再对视时,两人又一笑,各自心中都明白一个道理:往事随风。
随着黄榆开了个头,接下来陆陆续续又有几个人朝她敬酒,其中还有顾淮桉。
“刚才多谢顾公子救场。”
楚连翘朝他举了举酒杯,毫不犹豫地饮下了酒。
顾淮桉挑了挑眉,神情有些意外,同样也饮下杯中的酒。
楚连翘再次坐在座位上时被谢博衍狠狠地说了一顿。
“你喝这么多?”
楚连翘微微打了个嗝,面色绯红:“不好拂了他们面子嘛。”
“你啊……”
谢博衍点了点她的额头。
酒过三巡,众人或多或少地都有些微酣,楚连翘则小口小口地吃着宴席上的点心。
或许是因为太皇太后和太后先行离开,酒宴上也放得开了许多,也有不少人表演起了节目为黄梓祝寿。

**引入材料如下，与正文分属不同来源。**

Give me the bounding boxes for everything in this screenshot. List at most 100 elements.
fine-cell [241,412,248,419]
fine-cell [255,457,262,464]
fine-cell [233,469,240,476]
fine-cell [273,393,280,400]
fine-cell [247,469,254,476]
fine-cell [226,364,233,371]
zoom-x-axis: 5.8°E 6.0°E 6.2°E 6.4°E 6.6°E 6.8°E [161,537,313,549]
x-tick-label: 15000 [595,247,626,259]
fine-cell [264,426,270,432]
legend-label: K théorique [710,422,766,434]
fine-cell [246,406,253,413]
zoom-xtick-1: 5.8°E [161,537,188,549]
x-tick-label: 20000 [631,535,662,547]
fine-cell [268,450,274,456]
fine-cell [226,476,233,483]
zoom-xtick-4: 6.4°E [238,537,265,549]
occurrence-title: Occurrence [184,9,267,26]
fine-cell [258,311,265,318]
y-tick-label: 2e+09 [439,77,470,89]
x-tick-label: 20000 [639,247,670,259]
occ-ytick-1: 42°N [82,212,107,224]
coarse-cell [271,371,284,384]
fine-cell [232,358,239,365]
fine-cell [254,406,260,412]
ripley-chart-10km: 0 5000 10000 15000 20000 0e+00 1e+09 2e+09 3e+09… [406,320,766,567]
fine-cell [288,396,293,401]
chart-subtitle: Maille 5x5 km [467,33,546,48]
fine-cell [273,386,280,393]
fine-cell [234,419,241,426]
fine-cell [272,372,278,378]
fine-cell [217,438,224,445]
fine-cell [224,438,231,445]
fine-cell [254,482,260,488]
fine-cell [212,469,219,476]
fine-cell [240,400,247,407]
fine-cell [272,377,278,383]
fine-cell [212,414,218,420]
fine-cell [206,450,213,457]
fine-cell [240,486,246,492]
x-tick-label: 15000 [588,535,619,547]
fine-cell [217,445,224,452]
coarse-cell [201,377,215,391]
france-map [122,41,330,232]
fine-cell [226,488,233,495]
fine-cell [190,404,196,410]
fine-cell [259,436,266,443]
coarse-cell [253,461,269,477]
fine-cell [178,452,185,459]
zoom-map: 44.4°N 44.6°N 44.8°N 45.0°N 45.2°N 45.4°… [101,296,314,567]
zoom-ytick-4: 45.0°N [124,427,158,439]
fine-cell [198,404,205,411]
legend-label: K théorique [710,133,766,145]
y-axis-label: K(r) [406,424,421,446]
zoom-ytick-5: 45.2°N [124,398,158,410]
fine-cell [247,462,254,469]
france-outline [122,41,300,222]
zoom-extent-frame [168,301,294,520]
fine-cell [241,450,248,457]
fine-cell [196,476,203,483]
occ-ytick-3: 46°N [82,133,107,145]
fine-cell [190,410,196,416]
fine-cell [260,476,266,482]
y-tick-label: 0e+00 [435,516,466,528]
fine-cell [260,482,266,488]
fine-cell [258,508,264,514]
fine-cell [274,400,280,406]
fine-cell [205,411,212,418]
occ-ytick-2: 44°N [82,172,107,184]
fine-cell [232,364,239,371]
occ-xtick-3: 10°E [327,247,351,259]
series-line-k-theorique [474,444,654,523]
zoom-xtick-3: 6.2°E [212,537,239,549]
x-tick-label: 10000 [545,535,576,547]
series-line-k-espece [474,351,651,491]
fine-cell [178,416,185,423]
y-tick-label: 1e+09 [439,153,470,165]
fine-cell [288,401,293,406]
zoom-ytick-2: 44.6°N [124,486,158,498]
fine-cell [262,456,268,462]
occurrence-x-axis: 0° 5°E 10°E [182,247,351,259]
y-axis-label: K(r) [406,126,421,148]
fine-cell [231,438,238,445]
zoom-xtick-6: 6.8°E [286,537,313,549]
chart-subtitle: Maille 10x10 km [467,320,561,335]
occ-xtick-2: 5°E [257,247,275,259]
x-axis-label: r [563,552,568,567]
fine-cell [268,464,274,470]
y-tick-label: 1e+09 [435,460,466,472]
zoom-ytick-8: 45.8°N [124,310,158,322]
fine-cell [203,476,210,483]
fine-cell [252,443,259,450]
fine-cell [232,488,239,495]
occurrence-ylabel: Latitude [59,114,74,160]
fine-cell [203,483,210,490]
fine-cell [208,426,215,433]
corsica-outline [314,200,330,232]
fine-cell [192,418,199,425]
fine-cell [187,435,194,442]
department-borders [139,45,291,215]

“尽欢公主风华绝代,想必应该是才貌双全的吧,不知我可有机会看看尽欢公主表演才艺?”
楚连翘一愣,然后抬起头,对上声音的主人。
白若菱身着一身浅绿色的绣花罗裙,腰间的一根彩链上镶嵌着许多璀璨的宝石,与耳间的蝴蝶琉璃坠交相辉映。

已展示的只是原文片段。